Creating compelling video content with ease

I am in the midst of a pilot project around 360 Video that has me refreshing my online video knowledge (I created a popular YouTube Marketing course for American Express OPEN five years ago). It is amazing to me; there is so much opportunity for the small and midsize business owner to create compelling video content.

The perception is that video marketing takes a lot of time—at least that’s the current thinking I hear from business owners I talk to about it. That does not have to be the case. It boils down to this: Go for a grassroots, home-grown feeling, and just force yourself to give it a try.

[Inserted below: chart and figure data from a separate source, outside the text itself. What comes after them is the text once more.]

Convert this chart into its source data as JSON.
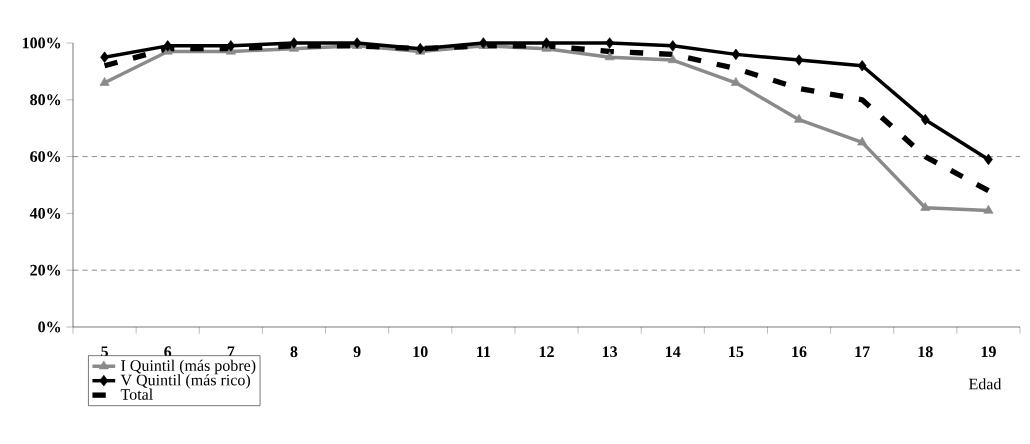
{
  "chart_data": {
    "type": "line",
    "xlabel": "Edad",
    "categories": [
      "5",
      "6",
      "7",
      "8",
      "9",
      "10",
      "11",
      "12",
      "13",
      "14",
      "15",
      "16",
      "17",
      "18",
      "19"
    ],
    "series": [
      {
        "name": "I Quintil (más pobre)",
        "color": "#8a8a8a",
        "marker": "triangle",
        "line_style": "solid",
        "values": [
          86,
          97,
          97,
          98,
          99,
          97,
          99,
          98,
          95,
          94,
          86,
          73,
          65,
          42,
          41
        ]
      },
      {
        "name": "V Quintil (más rico)",
        "color": "#000000",
        "marker": "diamond",
        "line_style": "solid",
        "values": [
          95,
          99,
          99,
          100,
          100,
          98,
          100,
          100,
          100,
          99,
          96,
          94,
          92,
          73,
          59
        ]
      },
      {
        "name": "Total",
        "color": "#000000",
        "marker": "none",
        "line_style": "dashed",
        "values": [
          92,
          98,
          98,
          99,
          99,
          98,
          99,
          99,
          97,
          96,
          91,
          84,
          80,
          60,
          48
        ]
      }
    ],
    "ylim": [
      0,
      100
    ],
    "yticks": [
      {
        "value": 0,
        "label": "0%"
      },
      {
        "value": 20,
        "label": "20%"
      },
      {
        "value": 40,
        "label": "40%"
      },
      {
        "value": 60,
        "label": "60%"
      },
      {
        "value": 80,
        "label": "80%"
      },
      {
        "value": 100,
        "label": "100%"
      }
    ],
    "ref_lines": [
      {
        "axis": "y",
        "value": 20,
        "color": "#555555",
        "line_style": "dashed"
      },
      {
        "axis": "y",
        "value": 60,
        "color": "#555555",
        "line_style": "dashed"
      }
    ],
    "legend": "bottom left"
  }
}
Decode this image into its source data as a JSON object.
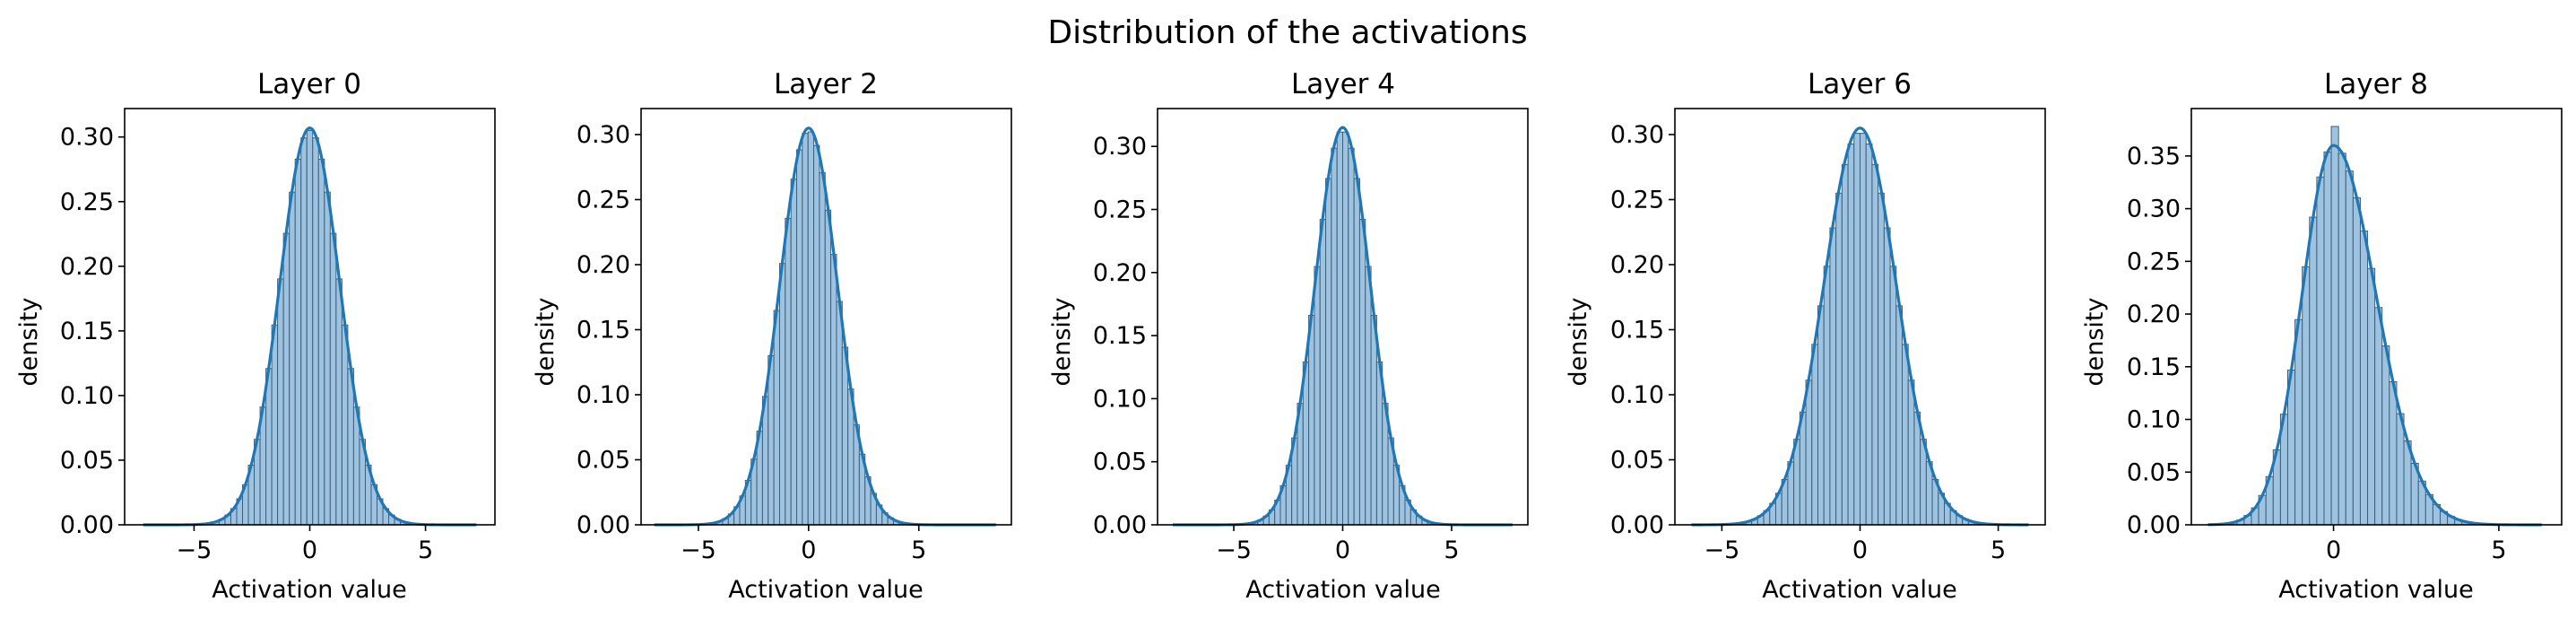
{
  "figure": {
    "suptitle": "Distribution of the activations",
    "colors": {
      "bar_fill": "#9dc3e0",
      "bar_edge": "#3e5f7b",
      "kde_line": "#1f77b4",
      "axis": "#000000"
    }
  },
  "chart_data": [
    {
      "type": "bar",
      "title": "Layer 0",
      "xlabel": "Activation value",
      "ylabel": "density",
      "xlim": [
        -8.0,
        8.0
      ],
      "ylim": [
        0,
        0.322
      ],
      "xticks": [
        -5,
        0,
        5
      ],
      "xtick_labels": [
        "−5",
        "0",
        "5"
      ],
      "yticks": [
        0.0,
        0.05,
        0.1,
        0.15,
        0.2,
        0.25,
        0.3
      ],
      "ytick_labels": [
        "0.00",
        "0.05",
        "0.10",
        "0.15",
        "0.20",
        "0.25",
        "0.30"
      ],
      "grid": false,
      "hist": {
        "x_min": -7.2,
        "x_max": 7.2,
        "bins": 57,
        "peak": 0.305,
        "sigma": 1.3,
        "skew": 0
      },
      "kde": {
        "peak": 0.307,
        "sigma": 1.3,
        "skew": 0
      }
    },
    {
      "type": "bar",
      "title": "Layer 2",
      "xlabel": "Activation value",
      "ylabel": "density",
      "xlim": [
        -7.6,
        9.2
      ],
      "ylim": [
        0,
        0.32
      ],
      "xticks": [
        -5,
        0,
        5
      ],
      "xtick_labels": [
        "−5",
        "0",
        "5"
      ],
      "yticks": [
        0.0,
        0.05,
        0.1,
        0.15,
        0.2,
        0.25,
        0.3
      ],
      "ytick_labels": [
        "0.00",
        "0.05",
        "0.10",
        "0.15",
        "0.20",
        "0.25",
        "0.30"
      ],
      "grid": false,
      "hist": {
        "x_min": -7.0,
        "x_max": 8.5,
        "bins": 60,
        "peak": 0.303,
        "sigma": 1.31,
        "skew": 0
      },
      "kde": {
        "peak": 0.305,
        "sigma": 1.31,
        "skew": 0
      }
    },
    {
      "type": "bar",
      "title": "Layer 4",
      "xlabel": "Activation value",
      "ylabel": "density",
      "xlim": [
        -8.5,
        8.5
      ],
      "ylim": [
        0,
        0.33
      ],
      "xticks": [
        -5,
        0,
        5
      ],
      "xtick_labels": [
        "−5",
        "0",
        "5"
      ],
      "yticks": [
        0.0,
        0.05,
        0.1,
        0.15,
        0.2,
        0.25,
        0.3
      ],
      "ytick_labels": [
        "0.00",
        "0.05",
        "0.10",
        "0.15",
        "0.20",
        "0.25",
        "0.30"
      ],
      "grid": false,
      "hist": {
        "x_min": -7.8,
        "x_max": 7.8,
        "bins": 60,
        "peak": 0.313,
        "sigma": 1.27,
        "skew": 0
      },
      "kde": {
        "peak": 0.315,
        "sigma": 1.27,
        "skew": 0
      }
    },
    {
      "type": "bar",
      "title": "Layer 6",
      "xlabel": "Activation value",
      "ylabel": "density",
      "xlim": [
        -6.7,
        6.7
      ],
      "ylim": [
        0,
        0.32
      ],
      "xticks": [
        -5,
        0,
        5
      ],
      "xtick_labels": [
        "−5",
        "0",
        "5"
      ],
      "yticks": [
        0.0,
        0.05,
        0.1,
        0.15,
        0.2,
        0.25,
        0.3
      ],
      "ytick_labels": [
        "0.00",
        "0.05",
        "0.10",
        "0.15",
        "0.20",
        "0.25",
        "0.30"
      ],
      "grid": false,
      "hist": {
        "x_min": -6.1,
        "x_max": 6.1,
        "bins": 56,
        "peak": 0.302,
        "sigma": 1.31,
        "skew": 0
      },
      "kde": {
        "peak": 0.305,
        "sigma": 1.31,
        "skew": 0
      }
    },
    {
      "type": "bar",
      "title": "Layer 8",
      "xlabel": "Activation value",
      "ylabel": "density",
      "xlim": [
        -4.3,
        6.9
      ],
      "ylim": [
        0,
        0.395
      ],
      "xticks": [
        0,
        5
      ],
      "xtick_labels": [
        "0",
        "5"
      ],
      "yticks": [
        0.0,
        0.05,
        0.1,
        0.15,
        0.2,
        0.25,
        0.3,
        0.35
      ],
      "ytick_labels": [
        "0.00",
        "0.05",
        "0.10",
        "0.15",
        "0.20",
        "0.25",
        "0.30",
        "0.35"
      ],
      "grid": false,
      "hist": {
        "x_min": -3.8,
        "x_max": 6.3,
        "bins": 46,
        "peak": 0.36,
        "sigma": 1.12,
        "skew": 0.15,
        "spike_value": 0.378
      },
      "kde": {
        "peak": 0.36,
        "sigma": 1.12,
        "skew": 0.15
      }
    }
  ]
}
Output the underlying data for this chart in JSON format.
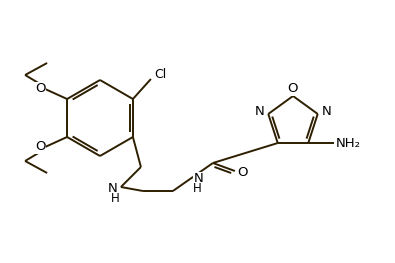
{
  "bg_color": "#ffffff",
  "bond_color": "#2d1f00",
  "lw": 1.4,
  "figsize": [
    3.95,
    2.63
  ],
  "dpi": 100,
  "xlim": [
    0,
    395
  ],
  "ylim": [
    0,
    263
  ]
}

Let me share two easy ideas for those who feel they do not have the skills for video:

  1. Video can be as simple as creating a slideshow of existing photographs (yes, not actual video) and adding some background music. Depending on your business, you could do a series of screenshots, (for example, image captures of a website) and walk a customer through your store or showcase different products. There are no rules here; you can let your imagination run wild and think of how you can share with your customers. There are numerous free video editors available for PC, Mac, and mobile devices.
  2. You can use a tool like Animoto’s Marketing Video Builder, which lets you quickly modify videos, making it simple to add captions or text or provide full templates. I recommend this service for those who have been reluctant to give video a try. On the $42 month-to-month professional plan (November 2016 pricing, paid monthly), it is a pretty affordable way to knock out a great product or service video. I have used the service a few times as part of different projects and have been impressed. Check out this terrific case study on the Nu-Era local bakery in West Virginia. Their Facebook page shows almost a quarter of a million views.

In addition to Animoto, there are a range of new video creation tools geared specifically for small business, all of which are inexpensive options. Some examples include: GoAnimatePowtoonSellamationsVideoScribeEvaerEcamm Call Recorder for SkypeGoogle Hangouts on AirCamtasiaScreenFlow, and Wirecast.

I know it can be intimidating to get started, but online video, based on the current market trends, is one of most powerful ways to engage with your customers. If you are telling a genuine story, people will look past a lot of what might be considered video mistakes. Take some small steps, and give online video a try in your next marketing project.